Among the inappropriate factors that contribute to who lives and dies, Justice Breyer cited the continued results of racial bias in the application of the death penalty. “Numerous studies,” he writes, “have concluded that individuals accused of murdering white victims, as opposed to black or other minority victims, are more likely to receive the death penalty.”

Finally, Justice Breyer concluded that the death penalty causes unavoidable delays that effectively nullify the purpose of the punishment. The average wait on death row is currently 18 years – and continues to grow. Not only is this cruel in and of itself to inmates who wait decades without knowing their fate, but it renders the punishment useless.

All of these flaws lead to Justice Breyer’s final conclusion: in addition to being cruel, the death penalty may meet the standard for being unusual as well. That’s because it’s been all but abandoned across the United States.

Here Justice Breyer referenced the same statistics Amnesty has been reporting for years: the death penalty is declining in the US, with both death sentences and executions steadily decreasing.
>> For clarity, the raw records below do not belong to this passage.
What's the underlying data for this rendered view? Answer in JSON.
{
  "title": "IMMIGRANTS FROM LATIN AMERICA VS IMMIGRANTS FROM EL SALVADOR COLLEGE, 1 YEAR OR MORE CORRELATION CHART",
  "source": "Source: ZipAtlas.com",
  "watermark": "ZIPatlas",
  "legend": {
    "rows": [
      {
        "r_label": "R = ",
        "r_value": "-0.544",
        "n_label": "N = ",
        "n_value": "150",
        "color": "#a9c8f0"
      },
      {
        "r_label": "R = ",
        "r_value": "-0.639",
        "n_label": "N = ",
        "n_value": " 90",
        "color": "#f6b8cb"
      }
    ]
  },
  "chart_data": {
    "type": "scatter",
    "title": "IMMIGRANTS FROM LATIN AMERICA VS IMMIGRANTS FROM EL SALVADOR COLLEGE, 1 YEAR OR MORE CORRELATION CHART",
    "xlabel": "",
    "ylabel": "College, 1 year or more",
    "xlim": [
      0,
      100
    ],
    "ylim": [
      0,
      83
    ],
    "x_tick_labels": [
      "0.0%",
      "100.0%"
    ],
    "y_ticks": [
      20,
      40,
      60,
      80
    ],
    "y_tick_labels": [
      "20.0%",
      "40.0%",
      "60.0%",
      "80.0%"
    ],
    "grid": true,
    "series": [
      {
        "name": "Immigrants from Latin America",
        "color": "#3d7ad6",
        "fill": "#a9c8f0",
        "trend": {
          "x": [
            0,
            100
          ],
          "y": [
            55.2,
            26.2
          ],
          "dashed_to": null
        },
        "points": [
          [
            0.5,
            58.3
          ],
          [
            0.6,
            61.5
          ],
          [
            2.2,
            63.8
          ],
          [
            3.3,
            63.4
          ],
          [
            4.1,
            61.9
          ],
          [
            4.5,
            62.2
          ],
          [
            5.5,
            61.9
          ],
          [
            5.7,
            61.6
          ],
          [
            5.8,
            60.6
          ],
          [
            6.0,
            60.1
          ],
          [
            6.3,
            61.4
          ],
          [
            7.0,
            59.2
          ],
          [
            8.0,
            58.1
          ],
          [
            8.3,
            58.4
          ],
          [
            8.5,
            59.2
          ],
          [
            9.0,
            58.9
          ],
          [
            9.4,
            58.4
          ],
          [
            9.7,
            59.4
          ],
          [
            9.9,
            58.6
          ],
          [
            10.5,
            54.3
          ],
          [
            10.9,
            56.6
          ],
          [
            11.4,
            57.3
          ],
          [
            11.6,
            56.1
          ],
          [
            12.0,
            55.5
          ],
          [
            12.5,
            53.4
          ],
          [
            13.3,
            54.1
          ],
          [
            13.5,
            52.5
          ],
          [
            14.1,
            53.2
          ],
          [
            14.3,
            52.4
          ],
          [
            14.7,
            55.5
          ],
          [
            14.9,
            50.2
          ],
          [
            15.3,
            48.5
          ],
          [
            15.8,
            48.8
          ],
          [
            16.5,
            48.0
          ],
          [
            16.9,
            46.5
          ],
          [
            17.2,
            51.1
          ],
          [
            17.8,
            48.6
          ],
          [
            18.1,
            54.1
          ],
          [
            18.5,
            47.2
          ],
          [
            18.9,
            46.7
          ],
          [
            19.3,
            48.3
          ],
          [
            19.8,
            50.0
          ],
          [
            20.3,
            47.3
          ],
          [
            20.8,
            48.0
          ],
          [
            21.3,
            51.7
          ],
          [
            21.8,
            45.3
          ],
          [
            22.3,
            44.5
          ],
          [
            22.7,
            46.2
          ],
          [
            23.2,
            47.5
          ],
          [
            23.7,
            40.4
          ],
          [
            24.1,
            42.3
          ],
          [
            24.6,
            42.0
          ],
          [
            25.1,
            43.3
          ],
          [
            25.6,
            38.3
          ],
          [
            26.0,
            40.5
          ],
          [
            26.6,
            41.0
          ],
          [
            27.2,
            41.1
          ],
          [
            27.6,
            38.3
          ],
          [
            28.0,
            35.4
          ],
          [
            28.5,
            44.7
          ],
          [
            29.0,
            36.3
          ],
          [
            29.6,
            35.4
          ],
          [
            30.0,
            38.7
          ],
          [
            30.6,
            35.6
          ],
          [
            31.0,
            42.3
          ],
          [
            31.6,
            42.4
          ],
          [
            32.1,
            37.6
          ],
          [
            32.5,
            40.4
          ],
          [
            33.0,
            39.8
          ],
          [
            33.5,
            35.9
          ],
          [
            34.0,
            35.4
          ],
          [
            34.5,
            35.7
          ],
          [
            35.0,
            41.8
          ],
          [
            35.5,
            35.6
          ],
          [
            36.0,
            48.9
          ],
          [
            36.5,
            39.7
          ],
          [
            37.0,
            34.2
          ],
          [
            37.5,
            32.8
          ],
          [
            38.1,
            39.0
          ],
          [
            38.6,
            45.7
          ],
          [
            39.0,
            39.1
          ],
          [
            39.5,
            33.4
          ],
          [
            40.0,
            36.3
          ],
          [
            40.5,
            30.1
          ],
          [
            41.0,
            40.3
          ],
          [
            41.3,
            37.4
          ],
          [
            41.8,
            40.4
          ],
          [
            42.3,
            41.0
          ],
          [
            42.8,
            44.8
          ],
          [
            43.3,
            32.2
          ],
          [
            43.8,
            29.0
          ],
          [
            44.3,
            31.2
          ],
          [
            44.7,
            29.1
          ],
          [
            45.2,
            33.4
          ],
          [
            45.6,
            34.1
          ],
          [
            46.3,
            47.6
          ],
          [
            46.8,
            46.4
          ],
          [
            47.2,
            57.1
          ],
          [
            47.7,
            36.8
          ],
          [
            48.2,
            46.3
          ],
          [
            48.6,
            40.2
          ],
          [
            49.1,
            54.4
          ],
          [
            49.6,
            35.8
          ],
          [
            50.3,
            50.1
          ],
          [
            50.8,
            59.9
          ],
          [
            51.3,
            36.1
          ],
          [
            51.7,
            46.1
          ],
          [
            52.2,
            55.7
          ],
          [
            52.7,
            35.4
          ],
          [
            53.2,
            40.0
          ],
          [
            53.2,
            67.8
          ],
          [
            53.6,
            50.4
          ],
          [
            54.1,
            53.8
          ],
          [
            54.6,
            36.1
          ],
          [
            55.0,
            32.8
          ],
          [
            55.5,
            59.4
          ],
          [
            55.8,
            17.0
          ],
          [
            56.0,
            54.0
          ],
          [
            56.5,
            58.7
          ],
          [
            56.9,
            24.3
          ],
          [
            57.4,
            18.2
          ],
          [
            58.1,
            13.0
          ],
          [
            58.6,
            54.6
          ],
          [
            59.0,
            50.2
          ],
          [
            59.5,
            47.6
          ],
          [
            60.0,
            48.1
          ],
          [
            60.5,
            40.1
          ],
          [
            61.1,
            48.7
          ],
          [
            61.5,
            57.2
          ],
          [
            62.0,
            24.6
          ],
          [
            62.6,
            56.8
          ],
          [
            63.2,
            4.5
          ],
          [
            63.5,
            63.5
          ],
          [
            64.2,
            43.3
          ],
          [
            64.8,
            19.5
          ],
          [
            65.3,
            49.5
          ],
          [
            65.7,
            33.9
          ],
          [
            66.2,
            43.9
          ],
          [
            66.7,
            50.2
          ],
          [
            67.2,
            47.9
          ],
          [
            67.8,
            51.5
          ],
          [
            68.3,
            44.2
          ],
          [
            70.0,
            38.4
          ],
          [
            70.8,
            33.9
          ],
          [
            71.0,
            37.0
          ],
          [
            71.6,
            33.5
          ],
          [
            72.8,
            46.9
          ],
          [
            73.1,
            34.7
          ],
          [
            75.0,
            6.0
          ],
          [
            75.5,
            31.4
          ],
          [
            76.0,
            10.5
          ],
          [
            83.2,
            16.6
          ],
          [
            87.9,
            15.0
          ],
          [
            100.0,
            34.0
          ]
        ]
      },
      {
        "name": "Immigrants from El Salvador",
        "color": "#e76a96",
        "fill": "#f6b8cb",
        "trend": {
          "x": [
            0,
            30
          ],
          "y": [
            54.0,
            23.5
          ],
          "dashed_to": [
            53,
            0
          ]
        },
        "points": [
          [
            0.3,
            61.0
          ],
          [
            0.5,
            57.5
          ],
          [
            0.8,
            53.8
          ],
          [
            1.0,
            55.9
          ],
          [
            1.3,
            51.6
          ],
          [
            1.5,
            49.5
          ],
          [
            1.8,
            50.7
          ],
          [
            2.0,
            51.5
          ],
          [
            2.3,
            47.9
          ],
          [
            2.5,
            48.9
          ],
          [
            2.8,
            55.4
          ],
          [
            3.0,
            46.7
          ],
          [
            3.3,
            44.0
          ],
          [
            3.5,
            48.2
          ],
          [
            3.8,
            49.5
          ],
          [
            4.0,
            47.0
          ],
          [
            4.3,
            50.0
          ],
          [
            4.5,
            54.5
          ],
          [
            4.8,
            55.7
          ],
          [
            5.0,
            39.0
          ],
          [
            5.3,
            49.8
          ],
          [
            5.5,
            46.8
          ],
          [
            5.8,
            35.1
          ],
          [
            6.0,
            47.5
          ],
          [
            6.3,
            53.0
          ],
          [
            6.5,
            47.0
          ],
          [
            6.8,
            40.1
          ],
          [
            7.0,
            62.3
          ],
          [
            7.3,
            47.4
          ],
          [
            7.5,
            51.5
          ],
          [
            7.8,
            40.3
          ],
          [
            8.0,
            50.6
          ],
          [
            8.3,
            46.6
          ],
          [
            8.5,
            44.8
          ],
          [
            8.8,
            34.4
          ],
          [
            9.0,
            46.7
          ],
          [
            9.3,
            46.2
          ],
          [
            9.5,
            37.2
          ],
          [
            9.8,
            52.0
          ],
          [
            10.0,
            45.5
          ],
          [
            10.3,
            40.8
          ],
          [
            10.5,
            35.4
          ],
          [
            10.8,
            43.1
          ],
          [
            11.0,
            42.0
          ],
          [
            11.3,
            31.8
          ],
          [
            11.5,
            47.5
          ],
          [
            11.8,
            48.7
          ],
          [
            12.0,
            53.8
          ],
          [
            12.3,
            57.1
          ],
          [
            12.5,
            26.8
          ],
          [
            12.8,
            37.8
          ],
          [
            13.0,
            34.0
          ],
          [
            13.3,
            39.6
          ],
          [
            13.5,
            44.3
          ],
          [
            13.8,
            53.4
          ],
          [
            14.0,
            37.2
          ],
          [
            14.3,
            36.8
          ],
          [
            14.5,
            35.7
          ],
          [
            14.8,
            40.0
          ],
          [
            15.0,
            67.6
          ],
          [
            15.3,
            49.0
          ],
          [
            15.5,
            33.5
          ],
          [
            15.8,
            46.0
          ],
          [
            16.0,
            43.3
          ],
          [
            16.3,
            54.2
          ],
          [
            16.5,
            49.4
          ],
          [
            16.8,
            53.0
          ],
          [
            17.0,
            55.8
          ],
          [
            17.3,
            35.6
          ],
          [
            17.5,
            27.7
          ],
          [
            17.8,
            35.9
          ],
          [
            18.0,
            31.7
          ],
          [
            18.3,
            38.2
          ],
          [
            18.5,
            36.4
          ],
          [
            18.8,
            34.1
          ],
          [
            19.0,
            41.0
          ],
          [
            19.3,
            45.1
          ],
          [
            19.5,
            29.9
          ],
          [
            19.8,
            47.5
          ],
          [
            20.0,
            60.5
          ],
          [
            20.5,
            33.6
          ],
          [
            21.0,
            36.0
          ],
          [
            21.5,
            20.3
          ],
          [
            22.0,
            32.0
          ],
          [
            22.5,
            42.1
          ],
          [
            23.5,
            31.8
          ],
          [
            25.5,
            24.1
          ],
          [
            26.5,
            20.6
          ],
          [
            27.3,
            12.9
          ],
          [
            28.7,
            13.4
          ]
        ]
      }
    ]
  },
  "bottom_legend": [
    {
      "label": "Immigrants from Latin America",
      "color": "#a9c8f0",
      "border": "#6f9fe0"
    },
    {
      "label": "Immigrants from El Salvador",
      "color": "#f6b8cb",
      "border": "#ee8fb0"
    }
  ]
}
Last year only seven states carried out executions, and 80% of them were localized in just three states. 19 states plus the District of Columbia have abolished the death penalty in law, and many others have abandoned the death penalty in practice. Only a tiny fraction of US counties still sentence individuals to death.
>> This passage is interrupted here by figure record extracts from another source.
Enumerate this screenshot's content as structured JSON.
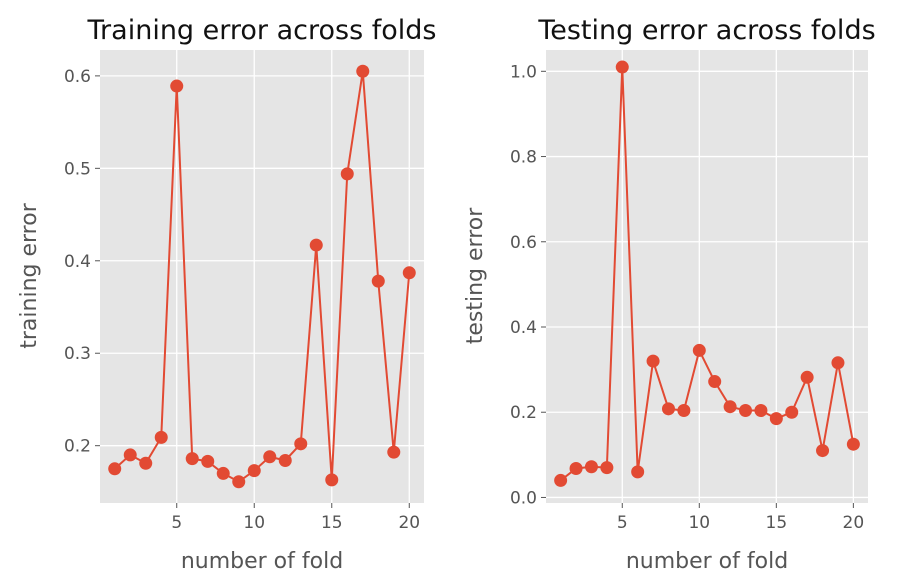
{
  "colors": {
    "panel": "#e5e5e5",
    "series": "#e24a33",
    "text": "#555555"
  },
  "chart_data": [
    {
      "type": "line",
      "title": "Training error across folds",
      "xlabel": "number of fold",
      "ylabel": "training error",
      "xlim": [
        0.05,
        20.95
      ],
      "ylim": [
        0.138,
        0.628
      ],
      "xticks": [
        5,
        10,
        15,
        20
      ],
      "yticks": [
        0.2,
        0.3,
        0.4,
        0.5,
        0.6
      ],
      "ytick_labels": [
        "0.2",
        "0.3",
        "0.4",
        "0.5",
        "0.6"
      ],
      "grid": true,
      "series": [
        {
          "x": [
            1,
            2,
            3,
            4,
            5,
            6,
            7,
            8,
            9,
            10,
            11,
            12,
            13,
            14,
            15,
            16,
            17,
            18,
            19,
            20
          ],
          "values": [
            0.175,
            0.19,
            0.181,
            0.209,
            0.589,
            0.186,
            0.183,
            0.17,
            0.161,
            0.173,
            0.188,
            0.184,
            0.202,
            0.417,
            0.163,
            0.494,
            0.605,
            0.378,
            0.193,
            0.387
          ]
        }
      ]
    },
    {
      "type": "line",
      "title": "Testing error across folds",
      "xlabel": "number of fold",
      "ylabel": "testing error",
      "xlim": [
        0.05,
        20.95
      ],
      "ylim": [
        -0.013,
        1.05
      ],
      "xticks": [
        5,
        10,
        15,
        20
      ],
      "yticks": [
        0.0,
        0.2,
        0.4,
        0.6,
        0.8,
        1.0
      ],
      "ytick_labels": [
        "0.0",
        "0.2",
        "0.4",
        "0.6",
        "0.8",
        "1.0"
      ],
      "grid": true,
      "series": [
        {
          "x": [
            1,
            2,
            3,
            4,
            5,
            6,
            7,
            8,
            9,
            10,
            11,
            12,
            13,
            14,
            15,
            16,
            17,
            18,
            19,
            20
          ],
          "values": [
            0.04,
            0.068,
            0.072,
            0.07,
            1.01,
            0.06,
            0.32,
            0.208,
            0.204,
            0.345,
            0.272,
            0.213,
            0.204,
            0.204,
            0.185,
            0.2,
            0.282,
            0.11,
            0.316,
            0.125
          ]
        }
      ]
    }
  ]
}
For all those reasons, along with their four decades of combined experience on the Court, Justice Breyer and Justice Ginsberg yesterday called for a full briefing on whether the death penalty itself is constitutional. Soon other Justices will join in that call.

Our task is to continue to prove that the death penalty is a cruel, inhumane, and degrading punishment that is broken beyond all hope of repair. The evidence is all around us and we know how to win: if you live in a death penalty state, contact your legislators, join your local Amnesty group and connect with your state’s abolition movement. If you live elsewhere, educate your friends and family about the reality of this broken system. When more and more states stand up and abolish this ineffective and broken punishment, the Court will see that we can live without the death penalty.